Por Horacio Giusto Vaudagna.-

El acercamiento que mantuvo a comienzos de año el economista liberal José Luis Espert con el nacionalista Alberto Aseff; Sergio Massa en su relación tóxica con el kirchnerismo; Alberto Fernández encabezando el movimiento que criticó durante años; Pichetto que fue menemista, duhaldista, kirchnerista y ahora es macrista; Iglesias haciendo campaña para un peronistas; el Partido Liberal Republicano aliándose en Córdoba con el justicialismo local; el Partido Socialista en la C.A.B.A. unido al Pro. Estos ejemplos que entrega el presente año electoral dan muestra que Nicolás Maquiavelo acertó en sus tesis al sostener que las convicciones morales y la política no son elementos que necesariamente deban estar unidos.

Si bien es posible realizar múltiples lecturas sobre el pensador florentino, existe cierto consenso sobre algunos puntos. Cierto es que Maquiavelo, al vivir durante el nacimiento el Estado Moderno, no centra su más célebre obra en prescribir cómo debería ser un gobernante; más bien realiza una tesis descriptiva de cómo ha de actuar uno para sostenerse en el poder. En este sentido, da la sensación que la inmensa mayoría de los políticos argentinos han hecho de “El Príncipe” una lectura obligatoria e incluso, una forma de vida. Las convicciones y los ideales parecieran diluirse cada elección, donde se observan discursos renovados pero los mismos personajes políticos son reciclados para mantener su poder frente al Estado.

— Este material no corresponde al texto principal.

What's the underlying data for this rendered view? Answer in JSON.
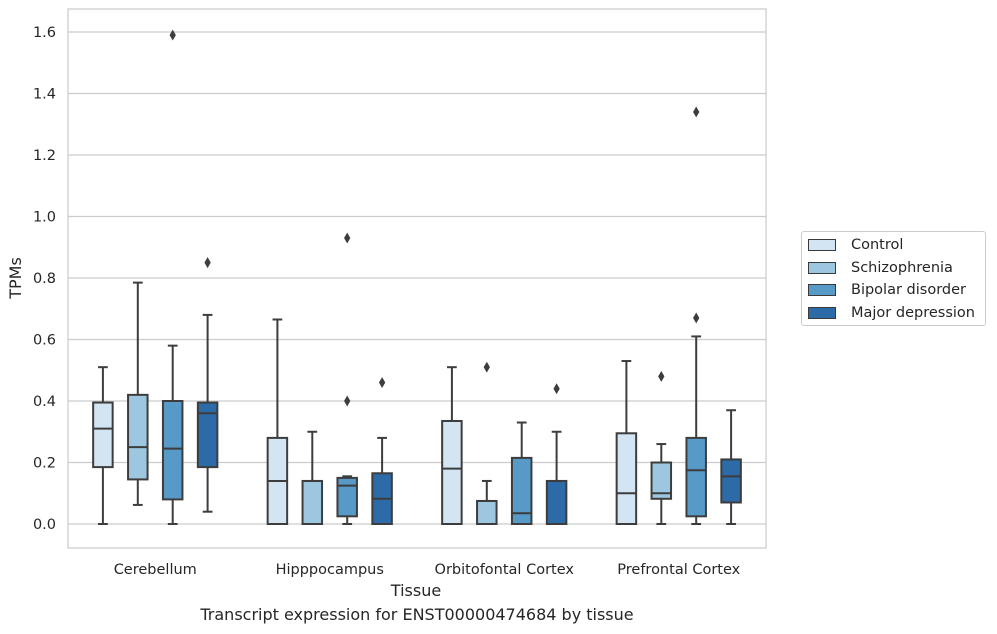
{
  "chart_data": {
    "type": "box",
    "title": "",
    "xlabel": "Tissue",
    "ylabel": "TPMs",
    "ylim": [
      -0.08,
      1.67
    ],
    "yticks": [
      "0.0",
      "0.2",
      "0.4",
      "0.6",
      "0.8",
      "1.0",
      "1.2",
      "1.4",
      "1.6"
    ],
    "categories": [
      "Cerebellum",
      "Hipppocampus",
      "Orbitofontal Cortex",
      "Prefrontal Cortex"
    ],
    "grid": "horizontal",
    "legend_position": "right",
    "series": [
      {
        "name": "Control",
        "color": "#d3e4f3",
        "boxes": [
          {
            "q1": 0.185,
            "median": 0.31,
            "q3": 0.395,
            "whisker_low": 0.0,
            "whisker_high": 0.51,
            "outliers": []
          },
          {
            "q1": 0.0,
            "median": 0.14,
            "q3": 0.28,
            "whisker_low": 0.0,
            "whisker_high": 0.665,
            "outliers": []
          },
          {
            "q1": 0.0,
            "median": 0.18,
            "q3": 0.335,
            "whisker_low": 0.0,
            "whisker_high": 0.51,
            "outliers": []
          },
          {
            "q1": 0.0,
            "median": 0.1,
            "q3": 0.295,
            "whisker_low": 0.0,
            "whisker_high": 0.53,
            "outliers": []
          }
        ]
      },
      {
        "name": "Schizophrenia",
        "color": "#9dc7e0",
        "boxes": [
          {
            "q1": 0.145,
            "median": 0.25,
            "q3": 0.42,
            "whisker_low": 0.062,
            "whisker_high": 0.785,
            "outliers": []
          },
          {
            "q1": 0.0,
            "median": 0.14,
            "q3": 0.14,
            "whisker_low": 0.0,
            "whisker_high": 0.3,
            "outliers": []
          },
          {
            "q1": 0.0,
            "median": 0.075,
            "q3": 0.075,
            "whisker_low": 0.0,
            "whisker_high": 0.14,
            "outliers": [
              0.51
            ]
          },
          {
            "q1": 0.082,
            "median": 0.1,
            "q3": 0.2,
            "whisker_low": 0.0,
            "whisker_high": 0.26,
            "outliers": [
              0.48
            ]
          }
        ]
      },
      {
        "name": "Bipolar disorder",
        "color": "#5799c7",
        "boxes": [
          {
            "q1": 0.08,
            "median": 0.245,
            "q3": 0.4,
            "whisker_low": 0.0,
            "whisker_high": 0.58,
            "outliers": [
              1.59
            ]
          },
          {
            "q1": 0.025,
            "median": 0.125,
            "q3": 0.15,
            "whisker_low": 0.0,
            "whisker_high": 0.155,
            "outliers": [
              0.93,
              0.4
            ]
          },
          {
            "q1": 0.0,
            "median": 0.035,
            "q3": 0.215,
            "whisker_low": 0.0,
            "whisker_high": 0.33,
            "outliers": []
          },
          {
            "q1": 0.025,
            "median": 0.175,
            "q3": 0.28,
            "whisker_low": 0.0,
            "whisker_high": 0.61,
            "outliers": [
              1.34,
              0.67
            ]
          }
        ]
      },
      {
        "name": "Major depression",
        "color": "#2c6aa8",
        "boxes": [
          {
            "q1": 0.185,
            "median": 0.36,
            "q3": 0.395,
            "whisker_low": 0.04,
            "whisker_high": 0.68,
            "outliers": [
              0.85
            ]
          },
          {
            "q1": 0.0,
            "median": 0.082,
            "q3": 0.165,
            "whisker_low": 0.0,
            "whisker_high": 0.28,
            "outliers": [
              0.46
            ]
          },
          {
            "q1": 0.0,
            "median": 0.14,
            "q3": 0.14,
            "whisker_low": 0.0,
            "whisker_high": 0.3,
            "outliers": [
              0.44
            ]
          },
          {
            "q1": 0.07,
            "median": 0.155,
            "q3": 0.21,
            "whisker_low": 0.0,
            "whisker_high": 0.37,
            "outliers": []
          }
        ]
      }
    ]
  },
  "caption": "Transcript expression for ENST00000474684 by tissue"
}
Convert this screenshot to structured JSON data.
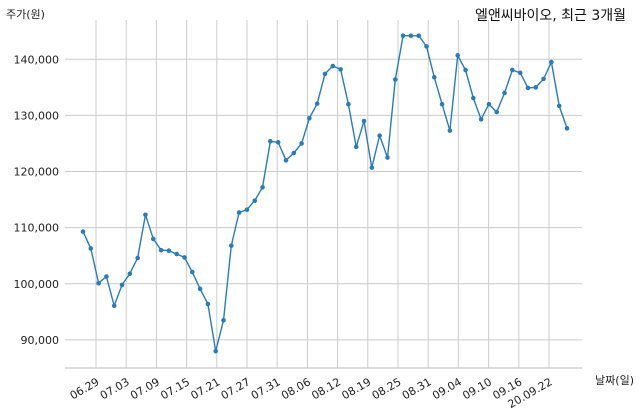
{
  "chart_data": {
    "type": "line",
    "title": "엘앤씨바이오, 최근 3개월",
    "ylabel": "주가(원)",
    "xlabel": "날짜(일)",
    "ylim": [
      85000,
      147000
    ],
    "grid": true,
    "y_ticks": [
      90000,
      100000,
      110000,
      120000,
      130000,
      140000
    ],
    "y_tick_labels": [
      "90,000",
      "100,000",
      "110,000",
      "120,000",
      "130,000",
      "140,000"
    ],
    "x_tick_labels": [
      "06.29",
      "07.03",
      "07.09",
      "07.15",
      "07.21",
      "07.27",
      "07.31",
      "08.06",
      "08.12",
      "08.19",
      "08.25",
      "08.31",
      "09.04",
      "09.10",
      "09.16",
      "20.09.22"
    ],
    "series_color": "#2b7bb9",
    "series": [
      {
        "values": [
          109300,
          106300,
          100100,
          101300,
          96100,
          99800,
          101800,
          104600,
          112300,
          108000,
          106000,
          105900,
          105300,
          104700,
          102100,
          99100,
          96400,
          88000,
          93500,
          106800,
          112700,
          113200,
          114800,
          117200,
          125400,
          125200,
          122000,
          123300,
          125000,
          129500,
          132100,
          137400,
          138800,
          138200,
          132000,
          124400,
          129000,
          120700,
          126400,
          122500,
          136400,
          144200,
          144200,
          144200,
          142300,
          136800,
          132000,
          127300,
          140700,
          138100,
          133100,
          129300,
          132000,
          130600,
          134000,
          138100,
          137600,
          134900,
          135000,
          136500,
          139500,
          131700,
          127700
        ]
      }
    ]
  }
}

Ya Max Webber supo considerar que hay dos grandes grupos de políticos. Por un lado quienes viven “para” la política y por otro, quienes viven “de” la política. Argentina pareciera ser una fuente de recursos inagotable para la segunda categoría. Los mismos partidos que han destruido la economía de una nación y cometido múltiples actos de corrupción probados, siguen al día de hoy, vigentes y prometiendo que van a cambiar el daño que ellos mismos ocasionaron.

En este punto es preciso reflexionar sobre qué se vota cuando se emite la voluntad de uno durante el proceso de elección. “Las ideas no se matan” es una máxima atribuida a Sarmiento, pero la realidad política entrega constantes ejemplos de que toda en idea en manos de políticos es fácilmente aniquilada si ello les permite conservar los privilegios otorgados por un Estado que los legitima democráticamente. Es sabido que la sociedad argentina no espera que de su interior surjan figuras como el político Tomás Moro, quien sacrificó su vida antes que claudicar en su firme convicción. Pero sí resultaría prudente, cuanto menos, que en cada sufragio no hubiera una constante renovación a quienes cambian de valores con tal de mantenerse al frente del Estado. Quedará en cada individuo sufragar por ideas y fiscalizar la fidelidad a las mismas, o continuar con el sostenimiento de personajes inviables que viven del erario público sin mantenerse leal a un bien mayor. Legitimar democráticamente a políticos inescrupulosos que alteran sus convicciones es, a largo plazo, forjar en Argentina un relativismo moral donde da lo mismo “si uno vive en la impostura y otro roba en su ambición”.